Expeditors International of Washington, Inc $91.320 BUY this rich company getting better
Expeditors International (NASDAQ:EXPD) has been an exceptionally profitable company with persistently high cash return on total capital of 41.9% on average over the past 21 years. Over the long term the shares of Expeditors International have advanced by 22% relative to the broad market index.
The shares have been very highly correlated with trends in Growth Factors. The dominant factor in the Growth group is Cash flow from operations (ROI) which has been 84% correlated with the share price with a one-quarter lead.
Currently, sales growth is 1.8% which is low in the record of the company but higher than last quarter sand once again positive. Receivable turnover has been falling steadily since 2018 and improves the quality of sales growth.

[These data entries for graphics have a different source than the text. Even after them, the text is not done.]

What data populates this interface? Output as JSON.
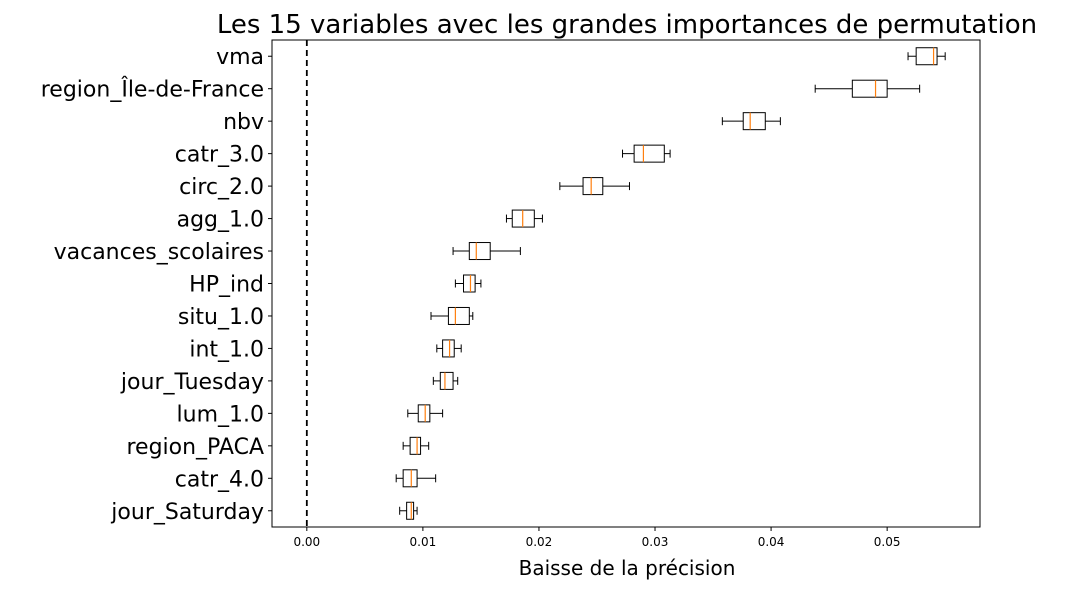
{
  "chart_data": {
    "type": "boxplot",
    "title": "Les 15 variables avec les grandes importances de permutation",
    "xlabel": "Baisse de la précision",
    "ylabel": "",
    "xlim": [
      -0.003,
      0.058
    ],
    "xticks": [
      0.0,
      0.01,
      0.02,
      0.03,
      0.04,
      0.05
    ],
    "xtick_labels": [
      "0.00",
      "0.01",
      "0.02",
      "0.03",
      "0.04",
      "0.05"
    ],
    "reference_line": {
      "x": 0.0,
      "style": "dashed",
      "color": "#000000"
    },
    "box_color": "#000000",
    "median_color": "#ff7f0e",
    "grid": false,
    "categories": [
      "vma",
      "region_Île-de-France",
      "nbv",
      "catr_3.0",
      "circ_2.0",
      "agg_1.0",
      "vacances_scolaires",
      "HP_ind",
      "situ_1.0",
      "int_1.0",
      "jour_Tuesday",
      "lum_1.0",
      "region_PACA",
      "catr_4.0",
      "jour_Saturday"
    ],
    "boxes": [
      {
        "label": "vma",
        "whisker_low": 0.0518,
        "q1": 0.0525,
        "median": 0.054,
        "q3": 0.0543,
        "whisker_high": 0.055
      },
      {
        "label": "region_Île-de-France",
        "whisker_low": 0.0438,
        "q1": 0.047,
        "median": 0.049,
        "q3": 0.05,
        "whisker_high": 0.0528
      },
      {
        "label": "nbv",
        "whisker_low": 0.0358,
        "q1": 0.0376,
        "median": 0.0382,
        "q3": 0.0395,
        "whisker_high": 0.0408
      },
      {
        "label": "catr_3.0",
        "whisker_low": 0.0272,
        "q1": 0.0282,
        "median": 0.029,
        "q3": 0.0308,
        "whisker_high": 0.0313
      },
      {
        "label": "circ_2.0",
        "whisker_low": 0.0218,
        "q1": 0.0238,
        "median": 0.0245,
        "q3": 0.0255,
        "whisker_high": 0.0278
      },
      {
        "label": "agg_1.0",
        "whisker_low": 0.0172,
        "q1": 0.0177,
        "median": 0.0186,
        "q3": 0.0196,
        "whisker_high": 0.0203
      },
      {
        "label": "vacances_scolaires",
        "whisker_low": 0.0126,
        "q1": 0.014,
        "median": 0.0146,
        "q3": 0.0158,
        "whisker_high": 0.0184
      },
      {
        "label": "HP_ind",
        "whisker_low": 0.0128,
        "q1": 0.0135,
        "median": 0.0141,
        "q3": 0.0145,
        "whisker_high": 0.015
      },
      {
        "label": "situ_1.0",
        "whisker_low": 0.0107,
        "q1": 0.0122,
        "median": 0.0128,
        "q3": 0.014,
        "whisker_high": 0.0143
      },
      {
        "label": "int_1.0",
        "whisker_low": 0.0112,
        "q1": 0.0117,
        "median": 0.0123,
        "q3": 0.0127,
        "whisker_high": 0.0133
      },
      {
        "label": "jour_Tuesday",
        "whisker_low": 0.0109,
        "q1": 0.0115,
        "median": 0.0119,
        "q3": 0.0126,
        "whisker_high": 0.013
      },
      {
        "label": "lum_1.0",
        "whisker_low": 0.0087,
        "q1": 0.0096,
        "median": 0.0102,
        "q3": 0.0106,
        "whisker_high": 0.0117
      },
      {
        "label": "region_PACA",
        "whisker_low": 0.0083,
        "q1": 0.0089,
        "median": 0.0095,
        "q3": 0.0098,
        "whisker_high": 0.0105
      },
      {
        "label": "catr_4.0",
        "whisker_low": 0.0077,
        "q1": 0.0083,
        "median": 0.009,
        "q3": 0.0095,
        "whisker_high": 0.0111
      },
      {
        "label": "jour_Saturday",
        "whisker_low": 0.008,
        "q1": 0.0086,
        "median": 0.009,
        "q3": 0.0092,
        "whisker_high": 0.0095
      }
    ]
  }
}
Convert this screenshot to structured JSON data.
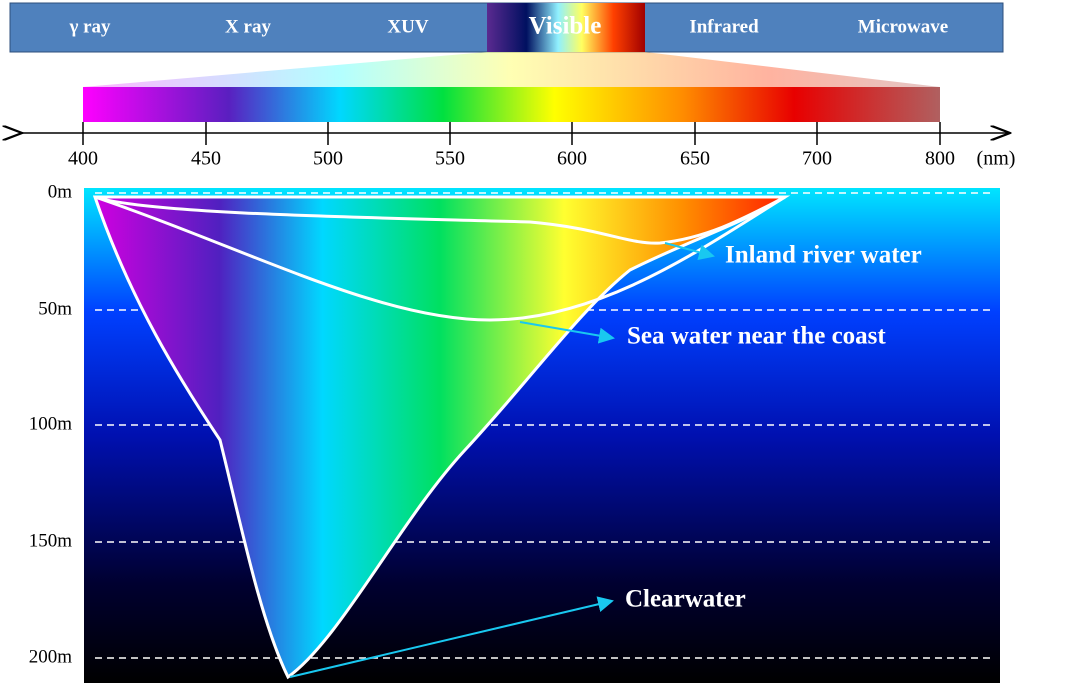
{
  "spectrum_bands": [
    "γ ray",
    "X ray",
    "XUV",
    "Visible",
    "Infrared",
    "Microwave"
  ],
  "wavelength_axis": {
    "ticks": [
      "400",
      "450",
      "500",
      "550",
      "600",
      "650",
      "700",
      "800"
    ],
    "unit": "(nm)"
  },
  "depth_axis": {
    "ticks": [
      "0m",
      "50m",
      "100m",
      "150m",
      "200m"
    ]
  },
  "annotations": [
    "Inland river water",
    "Sea water near the coast",
    "Clearwater"
  ]
}
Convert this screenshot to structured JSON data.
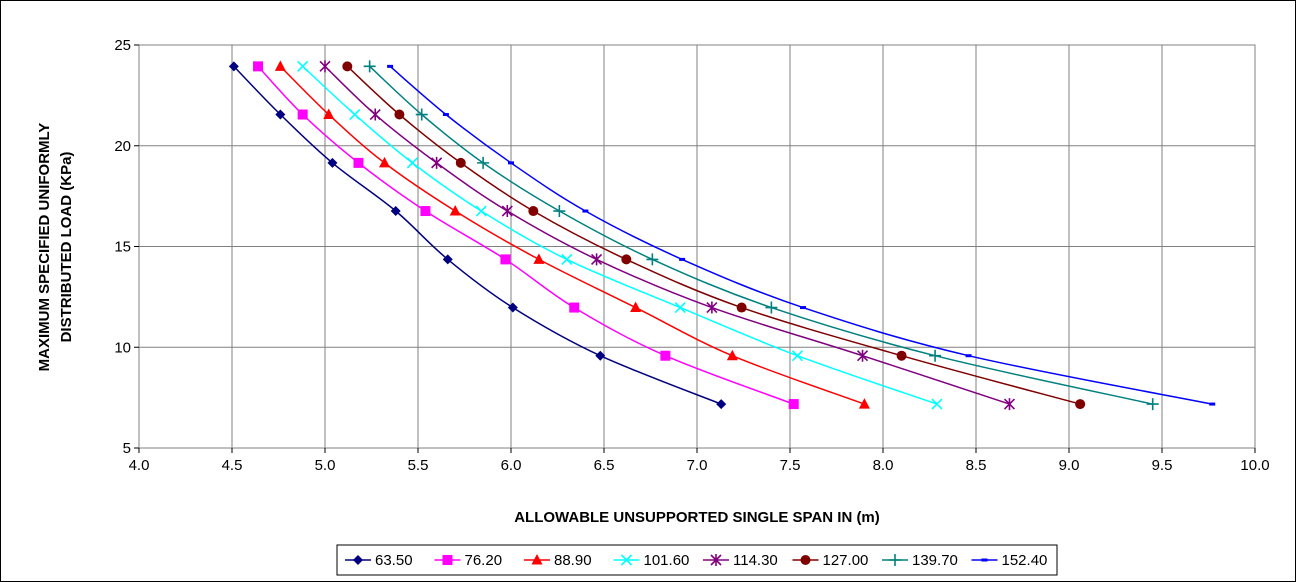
{
  "chart_data": {
    "type": "line",
    "xlabel": "ALLOWABLE UNSUPPORTED SINGLE SPAN IN (m)",
    "ylabel_line1": "MAXIMUM SPECIFIED UNIFORMLY",
    "ylabel_line2": "DISTRIBUTED LOAD (KPa)",
    "xlim": [
      4.0,
      10.0
    ],
    "ylim": [
      5,
      25
    ],
    "xticks": [
      "4.0",
      "4.5",
      "5.0",
      "5.5",
      "6.0",
      "6.5",
      "7.0",
      "7.5",
      "8.0",
      "8.5",
      "9.0",
      "9.5",
      "10.0"
    ],
    "yticks": [
      "5",
      "10",
      "15",
      "20",
      "25"
    ],
    "grid": true,
    "legend_position": "bottom",
    "y": [
      23.94,
      21.55,
      19.15,
      16.76,
      14.36,
      11.97,
      9.58,
      7.18
    ],
    "series": [
      {
        "name": "63.50",
        "color": "#000080",
        "marker": "diamond",
        "x": [
          4.51,
          4.76,
          5.04,
          5.38,
          5.66,
          6.01,
          6.48,
          7.13
        ]
      },
      {
        "name": "76.20",
        "color": "#ff00ff",
        "marker": "square",
        "x": [
          4.64,
          4.88,
          5.18,
          5.54,
          5.97,
          6.34,
          6.83,
          7.52
        ]
      },
      {
        "name": "88.90",
        "color": "#ff0000",
        "marker": "triangle",
        "x": [
          4.76,
          5.02,
          5.32,
          5.7,
          6.15,
          6.67,
          7.19,
          7.9
        ]
      },
      {
        "name": "101.60",
        "color": "#00ffff",
        "marker": "x",
        "x": [
          4.88,
          5.16,
          5.47,
          5.84,
          6.3,
          6.91,
          7.54,
          8.29
        ]
      },
      {
        "name": "114.30",
        "color": "#800080",
        "marker": "star",
        "x": [
          5.0,
          5.27,
          5.6,
          5.98,
          6.46,
          7.08,
          7.89,
          8.68
        ]
      },
      {
        "name": "127.00",
        "color": "#800000",
        "marker": "circle",
        "x": [
          5.12,
          5.4,
          5.73,
          6.12,
          6.62,
          7.24,
          8.1,
          9.06
        ]
      },
      {
        "name": "139.70",
        "color": "#008080",
        "marker": "plus",
        "x": [
          5.24,
          5.52,
          5.85,
          6.26,
          6.76,
          7.4,
          8.28,
          9.45
        ]
      },
      {
        "name": "152.40",
        "color": "#0000ff",
        "marker": "dash",
        "x": [
          5.35,
          5.65,
          6.0,
          6.4,
          6.92,
          7.57,
          8.46,
          9.77
        ]
      }
    ]
  }
}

The company is recording a high, very stable and mildly rising gross profit margin. Another dominant factor in the Growth group which has been 85% correlated with the share price with a five-quarter lead. The stronger profit margins and continuous reduction in costs has been supporting cash flow from operations since 2018. Currently, cash flow is high and trending upwards once again.
The current indicated annual dividend produces a yield of 1.2%. Current trailing operating cash-flow coverage of the dividend is 4.1 times.
The current share price provides a good opportunity to buy the shares of this evidently accelerating company.